WEDNESDAY, JULY 19, 2006
Yes, I have looked at my bald head. It took me quite a while to build up the courage, but I knew that it was time that I looked at my head. It is quite hairless, but there are still a few rogue hairs that have been stubborn to fall out with the rest. Not only am I hard-headed, but I have hair on my head that is, too!!!
I initially thought that I could easily have gone through this whole thing without even glancing at my silly head, keeping a scarf or covering on at all times and staying the heck away from mirrors. But, I realized today that I was not willing to let cancer do this to me. I am not willing to cower at my own appearance because of what I am going through. I am not willing to alter my life to avoid seeing what is there. I have been told and have read about people who have had their lives brushed by cancer in some way and they attest that they are better for it. I am beginning to understand this more and more, realizing that embracing these changes and continuing to push forward and grow from the changes is essential.

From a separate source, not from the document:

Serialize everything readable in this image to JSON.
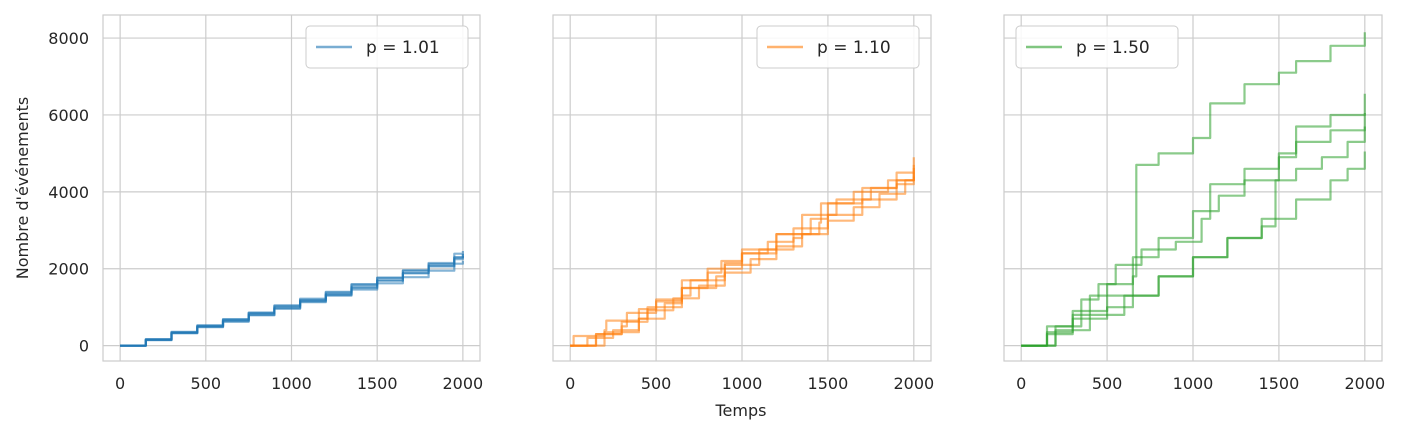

I am learning just how wonderful people are and just how much love you can show from just a simple gesture.
I am truly blessed by this and I hope that I will be able to pass along this love and kindness to anyone I can. For now, I think I can pass that love along by sparing you all from seeing what I saw in that mirror tonight. Ok, so it wasn't quite that bad but I'll do you the favor just the same! :)
Thanks for marching along with me and I will keep you posted, probably on more than you ever wanted to know!!